I just took a minute to look at places for sale in your area. I was surprised at how pricy they were especially after the numbers you posted. You must have bought a long time ago. Good for you Mary.
I bought 10 years ago at the bottom of the market. 3 years ago, I took $60,000 at 3 2% for repairs and pay off all bills. I pay $970/mo on a $300,000 home. I tithe and give 4% to offerings for veterans and guys that minister to black teens. God's wats are best ways.
 
I don't disagree but the wealthy don't care. Why? Wealthy people have the assets to buy homes outright but choose mortgages because much of the interest is deductible (cutting the real rate by 40%) and they can invest that cash in other things to make money.

So if I choose between cash or loan on a $500k home, I can get 6.5% apr. That is effectively ~ 4.5% after taxes. Most people feel that they can get more than that in the stock market or other investments. Obviously, not recently, but over time. Since these loans are in the 15 to 20 year range, you are looking at it over the long run.
Wealthy people didn't get there by buying at the top of the market.
 
Wealthy people didn't get there by buying at the top of the market
Agreed but sometimes you don’t have a choice. We sold two high end houses and one was bought by a couple who transferred and the wife made $150k per month. The other paid cash for his twentyish daughter to get her to move back home during COVID
 
Agreed but sometimes you don’t have a choice. We sold two high end houses and one was bought by a couple who transferred and the wife made $150k per month. The other paid cash for his twentyish daughter to get her to move back home during COVID
I guess it depends on what you mean by rich. Florida housing has become unaffordable for many people in the last 6 years. I don't know the whole state but a new 2,500 Sq ft home in a nice community goes for about $1.3 million in southeast and southwest Florida.
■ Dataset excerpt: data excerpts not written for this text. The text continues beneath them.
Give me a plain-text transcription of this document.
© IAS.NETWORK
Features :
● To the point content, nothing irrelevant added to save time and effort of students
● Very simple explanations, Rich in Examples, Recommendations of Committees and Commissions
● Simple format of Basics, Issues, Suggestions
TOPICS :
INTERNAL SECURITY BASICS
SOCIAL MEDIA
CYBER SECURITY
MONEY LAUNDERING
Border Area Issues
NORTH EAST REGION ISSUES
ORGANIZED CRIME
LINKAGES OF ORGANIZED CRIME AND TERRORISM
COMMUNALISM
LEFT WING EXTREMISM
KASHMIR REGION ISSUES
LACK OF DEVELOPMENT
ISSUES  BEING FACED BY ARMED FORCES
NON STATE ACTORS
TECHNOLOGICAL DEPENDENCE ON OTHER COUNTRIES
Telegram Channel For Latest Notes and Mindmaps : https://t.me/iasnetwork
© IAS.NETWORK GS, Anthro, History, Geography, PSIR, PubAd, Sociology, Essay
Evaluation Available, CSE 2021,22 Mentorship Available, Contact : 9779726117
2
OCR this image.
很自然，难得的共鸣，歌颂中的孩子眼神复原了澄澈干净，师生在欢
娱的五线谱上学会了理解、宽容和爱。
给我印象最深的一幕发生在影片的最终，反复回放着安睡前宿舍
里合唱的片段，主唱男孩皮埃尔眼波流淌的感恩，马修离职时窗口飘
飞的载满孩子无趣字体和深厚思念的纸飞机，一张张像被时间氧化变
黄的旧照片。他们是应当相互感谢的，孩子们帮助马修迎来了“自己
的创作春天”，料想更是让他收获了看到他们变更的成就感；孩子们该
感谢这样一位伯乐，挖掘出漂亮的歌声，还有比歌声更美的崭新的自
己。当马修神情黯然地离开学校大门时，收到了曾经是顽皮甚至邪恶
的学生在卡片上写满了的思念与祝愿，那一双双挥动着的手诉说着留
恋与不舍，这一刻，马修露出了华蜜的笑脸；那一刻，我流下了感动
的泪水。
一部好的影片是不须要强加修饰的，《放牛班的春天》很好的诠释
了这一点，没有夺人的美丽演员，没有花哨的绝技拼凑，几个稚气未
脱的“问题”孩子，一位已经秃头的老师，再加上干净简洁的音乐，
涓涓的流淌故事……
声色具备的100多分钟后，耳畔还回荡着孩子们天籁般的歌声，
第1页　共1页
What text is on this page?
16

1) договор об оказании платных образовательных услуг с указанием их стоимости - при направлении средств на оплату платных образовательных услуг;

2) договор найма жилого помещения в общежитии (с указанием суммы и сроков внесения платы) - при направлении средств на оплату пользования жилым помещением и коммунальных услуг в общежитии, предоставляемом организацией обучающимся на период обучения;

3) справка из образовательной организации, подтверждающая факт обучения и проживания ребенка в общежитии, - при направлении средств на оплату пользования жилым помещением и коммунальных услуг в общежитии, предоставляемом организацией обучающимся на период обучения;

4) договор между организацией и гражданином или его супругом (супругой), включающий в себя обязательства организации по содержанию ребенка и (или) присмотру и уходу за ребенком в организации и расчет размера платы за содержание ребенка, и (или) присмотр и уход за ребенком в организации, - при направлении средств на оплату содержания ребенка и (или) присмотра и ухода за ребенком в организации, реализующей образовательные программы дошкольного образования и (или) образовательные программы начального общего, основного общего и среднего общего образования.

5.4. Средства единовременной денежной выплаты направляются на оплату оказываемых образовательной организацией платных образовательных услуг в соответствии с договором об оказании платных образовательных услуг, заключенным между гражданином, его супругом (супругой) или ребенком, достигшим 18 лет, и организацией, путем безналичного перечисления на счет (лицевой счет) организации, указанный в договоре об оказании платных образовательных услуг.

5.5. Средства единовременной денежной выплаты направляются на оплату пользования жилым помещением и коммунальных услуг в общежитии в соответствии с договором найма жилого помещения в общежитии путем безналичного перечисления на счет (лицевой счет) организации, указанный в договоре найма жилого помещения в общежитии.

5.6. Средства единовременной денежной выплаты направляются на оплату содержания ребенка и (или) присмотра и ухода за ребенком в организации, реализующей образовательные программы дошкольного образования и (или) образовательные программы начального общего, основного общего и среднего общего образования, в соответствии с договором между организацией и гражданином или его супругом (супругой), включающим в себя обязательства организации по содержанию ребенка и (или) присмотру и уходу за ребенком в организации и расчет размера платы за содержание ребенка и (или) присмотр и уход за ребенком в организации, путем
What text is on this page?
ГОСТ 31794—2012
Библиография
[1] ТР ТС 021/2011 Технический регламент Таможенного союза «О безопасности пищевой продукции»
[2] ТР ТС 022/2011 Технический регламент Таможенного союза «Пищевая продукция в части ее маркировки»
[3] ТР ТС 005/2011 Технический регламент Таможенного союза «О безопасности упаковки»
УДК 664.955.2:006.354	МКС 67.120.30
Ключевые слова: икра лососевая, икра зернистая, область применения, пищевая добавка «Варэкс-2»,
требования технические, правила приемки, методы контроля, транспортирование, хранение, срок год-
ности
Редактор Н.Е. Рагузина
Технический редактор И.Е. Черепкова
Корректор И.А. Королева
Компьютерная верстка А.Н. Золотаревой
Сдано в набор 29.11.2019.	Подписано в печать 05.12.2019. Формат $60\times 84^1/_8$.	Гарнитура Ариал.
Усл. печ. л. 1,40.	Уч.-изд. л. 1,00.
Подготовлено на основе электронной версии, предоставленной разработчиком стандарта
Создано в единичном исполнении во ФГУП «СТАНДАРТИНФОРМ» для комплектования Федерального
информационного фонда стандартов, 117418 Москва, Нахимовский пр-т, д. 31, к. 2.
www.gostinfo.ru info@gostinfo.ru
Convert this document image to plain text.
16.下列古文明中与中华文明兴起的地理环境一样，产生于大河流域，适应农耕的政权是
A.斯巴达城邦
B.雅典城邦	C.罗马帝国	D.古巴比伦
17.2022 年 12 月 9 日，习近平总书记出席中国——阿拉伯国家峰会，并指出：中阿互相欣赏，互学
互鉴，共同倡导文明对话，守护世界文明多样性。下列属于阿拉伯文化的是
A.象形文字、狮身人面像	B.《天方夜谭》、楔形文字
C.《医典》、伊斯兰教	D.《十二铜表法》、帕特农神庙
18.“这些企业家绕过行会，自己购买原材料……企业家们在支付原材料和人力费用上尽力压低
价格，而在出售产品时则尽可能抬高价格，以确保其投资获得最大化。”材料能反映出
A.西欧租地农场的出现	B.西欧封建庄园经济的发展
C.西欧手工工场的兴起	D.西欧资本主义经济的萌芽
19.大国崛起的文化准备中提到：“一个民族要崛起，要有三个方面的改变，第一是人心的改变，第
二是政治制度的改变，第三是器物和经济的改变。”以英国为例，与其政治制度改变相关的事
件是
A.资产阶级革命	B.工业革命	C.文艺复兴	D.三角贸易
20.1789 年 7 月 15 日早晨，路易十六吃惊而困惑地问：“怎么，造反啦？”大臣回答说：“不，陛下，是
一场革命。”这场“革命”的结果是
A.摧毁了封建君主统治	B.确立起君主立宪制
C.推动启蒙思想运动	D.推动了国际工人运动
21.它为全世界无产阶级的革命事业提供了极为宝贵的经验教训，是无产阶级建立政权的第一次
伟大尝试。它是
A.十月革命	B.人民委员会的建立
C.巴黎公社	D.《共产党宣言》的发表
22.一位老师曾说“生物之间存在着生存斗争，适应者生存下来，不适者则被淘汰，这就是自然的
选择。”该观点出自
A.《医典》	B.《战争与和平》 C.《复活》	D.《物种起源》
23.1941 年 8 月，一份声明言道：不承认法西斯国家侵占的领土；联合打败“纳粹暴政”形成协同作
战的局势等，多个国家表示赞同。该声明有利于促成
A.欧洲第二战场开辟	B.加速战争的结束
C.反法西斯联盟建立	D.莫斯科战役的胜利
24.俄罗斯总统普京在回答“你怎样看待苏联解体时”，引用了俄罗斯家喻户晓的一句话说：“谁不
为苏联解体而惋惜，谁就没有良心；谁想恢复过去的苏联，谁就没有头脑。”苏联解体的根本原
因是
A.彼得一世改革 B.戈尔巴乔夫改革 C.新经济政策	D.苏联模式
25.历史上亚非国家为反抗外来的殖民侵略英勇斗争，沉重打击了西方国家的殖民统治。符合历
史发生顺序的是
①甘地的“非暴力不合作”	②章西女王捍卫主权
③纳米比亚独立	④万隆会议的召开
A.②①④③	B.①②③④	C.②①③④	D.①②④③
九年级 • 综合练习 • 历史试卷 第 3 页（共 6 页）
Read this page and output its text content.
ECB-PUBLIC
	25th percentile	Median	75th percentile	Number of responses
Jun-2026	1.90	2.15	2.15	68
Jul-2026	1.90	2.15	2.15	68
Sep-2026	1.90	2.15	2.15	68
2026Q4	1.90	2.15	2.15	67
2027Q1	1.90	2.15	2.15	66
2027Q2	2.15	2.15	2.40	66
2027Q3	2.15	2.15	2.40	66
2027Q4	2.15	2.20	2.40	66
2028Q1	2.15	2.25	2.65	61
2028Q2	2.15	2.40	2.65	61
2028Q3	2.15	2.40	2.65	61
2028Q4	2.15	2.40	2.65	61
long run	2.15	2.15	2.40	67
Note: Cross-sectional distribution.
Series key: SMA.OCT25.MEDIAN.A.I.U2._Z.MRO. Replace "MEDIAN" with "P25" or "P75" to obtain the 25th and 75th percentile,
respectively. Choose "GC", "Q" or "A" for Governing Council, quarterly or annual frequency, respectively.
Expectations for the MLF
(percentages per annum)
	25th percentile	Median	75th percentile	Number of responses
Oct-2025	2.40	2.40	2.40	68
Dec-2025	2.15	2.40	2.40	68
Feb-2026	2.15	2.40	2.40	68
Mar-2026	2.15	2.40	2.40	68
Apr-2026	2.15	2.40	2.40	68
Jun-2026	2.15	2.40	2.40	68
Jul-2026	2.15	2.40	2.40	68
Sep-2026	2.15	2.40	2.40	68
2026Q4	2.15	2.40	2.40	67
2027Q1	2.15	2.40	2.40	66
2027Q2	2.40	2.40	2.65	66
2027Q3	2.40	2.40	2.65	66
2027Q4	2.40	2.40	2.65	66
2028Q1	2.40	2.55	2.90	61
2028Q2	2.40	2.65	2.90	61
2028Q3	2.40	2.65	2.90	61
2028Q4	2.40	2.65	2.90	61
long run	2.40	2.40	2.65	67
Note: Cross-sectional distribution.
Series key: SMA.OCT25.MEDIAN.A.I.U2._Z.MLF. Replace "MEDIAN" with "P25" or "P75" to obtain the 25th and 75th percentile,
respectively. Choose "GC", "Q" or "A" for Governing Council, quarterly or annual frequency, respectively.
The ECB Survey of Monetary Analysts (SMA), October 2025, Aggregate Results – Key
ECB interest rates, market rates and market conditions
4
Maybe slightly less in Tampa but not much.

I think it's less expensive around Orlando. Not sure about the panhandle or Jacksonville area.
 
Wealthy people didn't get there by buying at the top of the market.

The real estate market is just like the stock market. Mary's neighborhood is like a dividend-paying energy company. My area is going to be like a biotech stock. Values went up significantly but I think they go down in the next recession and stay down for a long time.

I agree with @bdgan. The rich buy low and sell high. In my view there was a real estate rush that went far beyond your average citizen home buying. This was driven by free money. Corporates bought real estate assets with borrowed money at ultra low interest. Balance sheets overall were sured up too in the same manner, and at a time when the reverse should have occurred.

This was a colossal screw up by central banks, and society is going to pay for it. Someone always pays. Nothing is truly free. Someone has to pay for those asset acquisitions and inflated prices.

I have a pension. As a 65 year old I am paying by having my pension's purchasing power devalued. That's money I needed to cover three decades. Others are being hit in other ways. My mother's mutual fund -- which would be bond heavy -- is surely much lower than it was pre pandemic. Old people are getting squeezed just like workers, perhaps worse.

I was truly amazed and shocked by what the central banks did, even after ("transitory") inflation was well established. Powell was rather nonchalant during the early days of the pandemic in saying that the bank wanted people to be able to get loans. When asset prices crossed pre-pandemic levels he needed to stop. He didn't and Congress kept spending. Now we will pay for it. Nothing is free.

These real estate prices are unsustainable without the onset of considerable wage inflation. The Fed is now in a pinch of their own making. They are even being forced to oppose what Congress wants to do, which is to spend more on wars and infrastructure. This problem is occurring in other countries as well. Great Britain has a financial fiscal/monetary conflict problem in spades. Western governments and their central banks moved in concert during the pandemic.